Checking the 3PAR Quorum Witness appliance
Two 3PAR StoreServs running in a Peer Persistence setup lost the connection to the Quorum Witness appliance. The appliance is an important part of a 3PAR Peer Persistence setup, because it acts as a tie-breaker in a split-brain scenario.
While analyzing this issue, I saw this message in the 3PAR Management Console:
In addition to that, the customer got e-mails that the 3PAR StoreServ arrays lost the connection to the Quorum Witness appliance. In my case, the CouchDB process died.
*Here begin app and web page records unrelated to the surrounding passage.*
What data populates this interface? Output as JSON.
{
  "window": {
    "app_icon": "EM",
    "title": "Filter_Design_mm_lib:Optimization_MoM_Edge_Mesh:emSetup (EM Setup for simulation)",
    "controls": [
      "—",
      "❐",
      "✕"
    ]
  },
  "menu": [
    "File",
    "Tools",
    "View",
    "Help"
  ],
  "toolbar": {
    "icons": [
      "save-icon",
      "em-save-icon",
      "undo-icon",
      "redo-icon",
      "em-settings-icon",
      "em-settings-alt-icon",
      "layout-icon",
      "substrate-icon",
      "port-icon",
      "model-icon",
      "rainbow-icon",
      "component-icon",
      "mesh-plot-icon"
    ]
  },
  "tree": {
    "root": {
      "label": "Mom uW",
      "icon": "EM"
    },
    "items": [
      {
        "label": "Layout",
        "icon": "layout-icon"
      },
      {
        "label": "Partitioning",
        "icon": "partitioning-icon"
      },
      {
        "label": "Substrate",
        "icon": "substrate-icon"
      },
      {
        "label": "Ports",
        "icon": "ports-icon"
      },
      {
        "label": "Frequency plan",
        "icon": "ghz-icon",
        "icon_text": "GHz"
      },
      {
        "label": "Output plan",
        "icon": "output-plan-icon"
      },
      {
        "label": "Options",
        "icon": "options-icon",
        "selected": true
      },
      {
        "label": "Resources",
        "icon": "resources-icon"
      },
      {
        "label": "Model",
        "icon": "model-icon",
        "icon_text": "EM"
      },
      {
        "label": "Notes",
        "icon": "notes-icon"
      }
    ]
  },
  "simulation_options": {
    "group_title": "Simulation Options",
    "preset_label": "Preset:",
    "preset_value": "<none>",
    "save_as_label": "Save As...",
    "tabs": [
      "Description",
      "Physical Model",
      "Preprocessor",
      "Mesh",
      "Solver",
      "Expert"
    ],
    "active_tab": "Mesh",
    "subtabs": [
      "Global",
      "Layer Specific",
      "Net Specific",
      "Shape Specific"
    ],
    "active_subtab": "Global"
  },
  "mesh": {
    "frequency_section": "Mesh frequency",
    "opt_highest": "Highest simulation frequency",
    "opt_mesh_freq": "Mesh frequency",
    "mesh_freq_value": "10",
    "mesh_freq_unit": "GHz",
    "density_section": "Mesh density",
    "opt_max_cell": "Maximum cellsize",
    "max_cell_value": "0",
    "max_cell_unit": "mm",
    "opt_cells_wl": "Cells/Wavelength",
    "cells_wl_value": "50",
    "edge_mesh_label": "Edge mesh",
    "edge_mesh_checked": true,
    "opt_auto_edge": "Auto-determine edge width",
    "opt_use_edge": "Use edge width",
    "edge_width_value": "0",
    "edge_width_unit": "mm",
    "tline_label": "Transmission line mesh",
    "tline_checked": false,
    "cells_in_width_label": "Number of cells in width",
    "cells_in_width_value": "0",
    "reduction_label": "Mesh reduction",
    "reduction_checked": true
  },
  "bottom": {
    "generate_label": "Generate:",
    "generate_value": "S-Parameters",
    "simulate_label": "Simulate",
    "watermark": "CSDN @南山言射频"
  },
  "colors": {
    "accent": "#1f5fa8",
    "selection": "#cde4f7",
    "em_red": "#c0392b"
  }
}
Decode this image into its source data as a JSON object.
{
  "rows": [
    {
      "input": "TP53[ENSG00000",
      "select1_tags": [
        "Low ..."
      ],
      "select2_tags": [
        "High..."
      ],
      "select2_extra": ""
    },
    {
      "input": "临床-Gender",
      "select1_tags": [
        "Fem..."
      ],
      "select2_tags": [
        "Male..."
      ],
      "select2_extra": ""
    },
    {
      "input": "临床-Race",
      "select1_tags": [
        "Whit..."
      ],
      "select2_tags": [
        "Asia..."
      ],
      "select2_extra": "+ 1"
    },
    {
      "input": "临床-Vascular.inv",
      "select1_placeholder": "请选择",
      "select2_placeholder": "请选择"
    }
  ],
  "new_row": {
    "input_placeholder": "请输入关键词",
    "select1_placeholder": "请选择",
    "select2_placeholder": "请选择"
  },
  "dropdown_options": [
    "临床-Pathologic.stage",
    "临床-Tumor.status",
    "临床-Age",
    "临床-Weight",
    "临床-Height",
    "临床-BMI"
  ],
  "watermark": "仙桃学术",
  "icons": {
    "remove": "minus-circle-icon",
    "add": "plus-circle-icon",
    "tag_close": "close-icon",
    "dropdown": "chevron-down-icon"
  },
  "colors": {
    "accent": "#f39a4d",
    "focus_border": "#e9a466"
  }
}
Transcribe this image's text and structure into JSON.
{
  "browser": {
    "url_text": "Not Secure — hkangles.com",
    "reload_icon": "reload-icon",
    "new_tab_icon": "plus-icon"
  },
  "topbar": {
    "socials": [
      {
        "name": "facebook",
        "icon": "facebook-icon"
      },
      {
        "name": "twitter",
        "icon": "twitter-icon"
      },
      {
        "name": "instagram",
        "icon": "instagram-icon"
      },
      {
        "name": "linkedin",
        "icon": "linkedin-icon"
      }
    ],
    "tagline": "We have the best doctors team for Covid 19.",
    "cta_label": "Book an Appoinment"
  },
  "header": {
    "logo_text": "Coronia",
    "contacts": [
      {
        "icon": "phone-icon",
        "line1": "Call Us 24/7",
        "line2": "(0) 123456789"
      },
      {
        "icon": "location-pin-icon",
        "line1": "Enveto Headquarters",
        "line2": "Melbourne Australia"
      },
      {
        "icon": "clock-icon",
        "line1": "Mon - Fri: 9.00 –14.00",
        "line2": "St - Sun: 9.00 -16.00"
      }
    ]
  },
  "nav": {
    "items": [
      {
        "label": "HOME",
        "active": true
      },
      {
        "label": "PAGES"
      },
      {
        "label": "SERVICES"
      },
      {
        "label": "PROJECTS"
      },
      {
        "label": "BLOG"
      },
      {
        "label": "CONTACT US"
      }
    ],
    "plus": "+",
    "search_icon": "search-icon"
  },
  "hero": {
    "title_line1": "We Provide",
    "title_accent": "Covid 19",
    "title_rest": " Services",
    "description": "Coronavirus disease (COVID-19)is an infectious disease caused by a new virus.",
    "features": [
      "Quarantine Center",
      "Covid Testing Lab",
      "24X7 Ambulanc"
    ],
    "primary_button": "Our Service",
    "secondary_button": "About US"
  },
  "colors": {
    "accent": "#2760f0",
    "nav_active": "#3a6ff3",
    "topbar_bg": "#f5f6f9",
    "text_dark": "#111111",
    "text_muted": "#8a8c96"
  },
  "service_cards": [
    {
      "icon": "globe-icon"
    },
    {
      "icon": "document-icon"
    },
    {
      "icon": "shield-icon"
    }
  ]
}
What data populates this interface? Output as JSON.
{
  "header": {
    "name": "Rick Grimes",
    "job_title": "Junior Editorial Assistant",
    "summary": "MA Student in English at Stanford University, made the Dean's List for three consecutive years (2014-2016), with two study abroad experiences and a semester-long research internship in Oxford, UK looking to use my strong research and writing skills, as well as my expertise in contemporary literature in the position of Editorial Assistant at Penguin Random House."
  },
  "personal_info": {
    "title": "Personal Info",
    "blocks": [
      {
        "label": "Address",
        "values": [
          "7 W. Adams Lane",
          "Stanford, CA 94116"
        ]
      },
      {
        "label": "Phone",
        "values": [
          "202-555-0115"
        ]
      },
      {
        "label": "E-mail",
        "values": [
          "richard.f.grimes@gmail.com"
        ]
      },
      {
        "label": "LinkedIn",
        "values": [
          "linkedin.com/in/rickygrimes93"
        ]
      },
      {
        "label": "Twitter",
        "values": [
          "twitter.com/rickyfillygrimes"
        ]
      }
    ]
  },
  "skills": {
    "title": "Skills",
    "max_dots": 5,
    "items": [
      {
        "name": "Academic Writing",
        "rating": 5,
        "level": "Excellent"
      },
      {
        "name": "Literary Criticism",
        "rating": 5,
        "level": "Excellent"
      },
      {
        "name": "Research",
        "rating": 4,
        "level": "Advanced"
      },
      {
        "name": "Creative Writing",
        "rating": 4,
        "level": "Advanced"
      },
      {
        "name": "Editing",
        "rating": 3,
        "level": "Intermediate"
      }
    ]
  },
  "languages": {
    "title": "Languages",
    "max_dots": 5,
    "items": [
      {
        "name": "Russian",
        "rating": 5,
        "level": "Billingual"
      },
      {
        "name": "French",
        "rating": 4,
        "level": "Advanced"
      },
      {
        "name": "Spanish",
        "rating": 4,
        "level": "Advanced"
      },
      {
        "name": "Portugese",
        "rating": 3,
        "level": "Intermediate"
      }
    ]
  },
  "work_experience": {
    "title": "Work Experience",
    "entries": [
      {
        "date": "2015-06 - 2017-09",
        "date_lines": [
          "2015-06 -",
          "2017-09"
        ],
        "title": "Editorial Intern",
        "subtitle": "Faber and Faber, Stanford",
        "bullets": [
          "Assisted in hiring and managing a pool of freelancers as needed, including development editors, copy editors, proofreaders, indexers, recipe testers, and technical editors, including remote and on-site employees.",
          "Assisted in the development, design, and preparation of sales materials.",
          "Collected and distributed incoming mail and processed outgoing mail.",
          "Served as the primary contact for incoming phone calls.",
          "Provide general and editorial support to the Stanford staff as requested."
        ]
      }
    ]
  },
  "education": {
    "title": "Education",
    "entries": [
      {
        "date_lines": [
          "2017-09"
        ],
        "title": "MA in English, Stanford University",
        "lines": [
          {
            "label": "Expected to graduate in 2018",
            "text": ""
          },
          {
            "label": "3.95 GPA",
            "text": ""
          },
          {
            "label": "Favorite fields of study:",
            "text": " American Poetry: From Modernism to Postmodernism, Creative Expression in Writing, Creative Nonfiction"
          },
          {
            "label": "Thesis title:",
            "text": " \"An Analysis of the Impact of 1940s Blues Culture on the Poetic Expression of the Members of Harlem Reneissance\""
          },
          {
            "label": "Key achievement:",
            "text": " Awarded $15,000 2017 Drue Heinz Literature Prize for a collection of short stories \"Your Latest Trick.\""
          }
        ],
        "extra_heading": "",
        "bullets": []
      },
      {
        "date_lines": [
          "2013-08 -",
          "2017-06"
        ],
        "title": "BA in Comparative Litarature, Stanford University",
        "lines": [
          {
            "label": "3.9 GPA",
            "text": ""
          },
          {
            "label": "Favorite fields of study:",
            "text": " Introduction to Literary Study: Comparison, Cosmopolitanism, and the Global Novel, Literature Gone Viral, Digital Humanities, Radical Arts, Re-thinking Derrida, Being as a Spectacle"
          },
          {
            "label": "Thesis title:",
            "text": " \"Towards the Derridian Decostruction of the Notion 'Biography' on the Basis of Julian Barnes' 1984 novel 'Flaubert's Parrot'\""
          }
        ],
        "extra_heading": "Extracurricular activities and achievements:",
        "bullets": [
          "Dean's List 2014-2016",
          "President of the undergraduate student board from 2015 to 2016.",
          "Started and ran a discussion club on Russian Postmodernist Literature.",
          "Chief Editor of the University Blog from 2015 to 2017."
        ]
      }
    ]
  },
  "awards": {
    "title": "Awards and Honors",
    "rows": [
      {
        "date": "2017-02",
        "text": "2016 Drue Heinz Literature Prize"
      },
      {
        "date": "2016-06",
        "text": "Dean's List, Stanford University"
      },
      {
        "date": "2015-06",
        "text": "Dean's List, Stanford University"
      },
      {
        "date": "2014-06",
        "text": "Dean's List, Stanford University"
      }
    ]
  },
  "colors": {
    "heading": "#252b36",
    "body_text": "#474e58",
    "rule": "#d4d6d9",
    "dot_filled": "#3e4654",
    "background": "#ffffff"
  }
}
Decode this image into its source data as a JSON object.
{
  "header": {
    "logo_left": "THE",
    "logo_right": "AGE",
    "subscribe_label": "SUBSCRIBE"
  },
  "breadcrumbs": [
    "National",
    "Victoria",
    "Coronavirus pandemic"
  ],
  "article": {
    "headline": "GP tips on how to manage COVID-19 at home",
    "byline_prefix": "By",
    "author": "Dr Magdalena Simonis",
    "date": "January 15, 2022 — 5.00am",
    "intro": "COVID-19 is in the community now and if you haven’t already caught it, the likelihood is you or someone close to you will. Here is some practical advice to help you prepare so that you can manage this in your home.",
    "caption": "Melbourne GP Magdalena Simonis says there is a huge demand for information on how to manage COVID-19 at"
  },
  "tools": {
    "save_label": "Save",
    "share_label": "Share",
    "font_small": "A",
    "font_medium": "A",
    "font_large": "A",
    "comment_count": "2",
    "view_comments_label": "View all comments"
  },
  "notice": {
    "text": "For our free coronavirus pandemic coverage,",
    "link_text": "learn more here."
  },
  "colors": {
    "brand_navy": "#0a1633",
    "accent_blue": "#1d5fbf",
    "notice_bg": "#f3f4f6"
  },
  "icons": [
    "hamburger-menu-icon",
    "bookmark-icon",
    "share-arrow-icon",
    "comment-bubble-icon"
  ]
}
A restart of the appliance brought it back online.
How to check the Quorum Witness appliance?
You can check the status of the appliance with a simple web request. The documentation shows a simple test based on curl. You can run this direct from the BASH of the appliance.
[root@linuxvm ~]# curl http://10.0.0.99:8080
{"couchdb":"Welcome","version":"1.0.4"}
[root@linuxvm ~]#
But you can also use the PowerShell cmdlet Invoke-WebRequest.
PS C\:User\spatrick> Invoke-WebRequest -Uri http://10.0.0.99:8080
StatusCode : 200
StatusDescription : OK
Content : {"couchdb":"Welcome","version":"1.0.4"}
RawContent : HTTP/1.1 200 OK
Content-Length: 40
Cache-Control: must-revalidate
Content-Type: text/plain;charset=utf-8
Date: Mon, 30 Jan 2017 08:31:37 GMT
Server: CouchDB/1.0.4 (Erlang OTP/R14B04)
{"couchdb...
Forms : {}
Headers : {[Content-Length, 40], [Cache-Control, must-revalidate], [Content-Type, text/plain;charset=utf-8],
[Date, Mon, 30 Jan 2017 08:31:37 GMT]...}
Images : {}
InputFields : {}
Links : {}
ParsedHtml : mshtml.HTMLDocumentClass
RawContentLength : 40
If you add /witness to the URL, you can test the access to the database, which is used for Peer Persistence.
PS C:\Users\patrick> Invoke-WebRequest -Uri http://10.0.0.99:8080/witness
StatusCode : 200
StatusDescription : OK
Content : {"db_name":"witness","doc_count":5,"doc_del_count":4,"update_seq":149557915,"purge_seq":0,"compact_
running":false,"disk_size":48988254,"instance_start_time":"1485763322826940","disk_format_version":
5,...
RawContent : HTTP/1.1 200 OK
Content-Length: 234
Cache-Control: must-revalidate
Content-Type: text/plain;charset=utf-8
Date: Mon, 30 Jan 2017 08:36:38 GMT
Server: CouchDB/1.0.4 (Erlang OTP/R14B04)
{"db_nam...
Forms : {}
Headers : {[Content-Length, 234], [Cache-Control, must-revalidate], [Content-Type,
text/plain;charset=utf-8], [Date, Mon, 30 Jan 2017 08:36:38 GMT]...}
Images : {}
InputFields : {}
Links : {}
ParsedHtml : mshtml.HTMLDocumentClass
RawContentLength : 234
If you get a connection error, check if the beam process is running.
[root@mlinuxvm ~]# netstat -tulpen |grep 8080
tcp 0 0 0.0.0.0:8080 0.0.0.0:* LISTEN 495 10726 1643/beam
[root@linuxvm ~]#
If not, reboot the appliance. This can be done without downtime. The appliance comes only into play, if a failover occurs.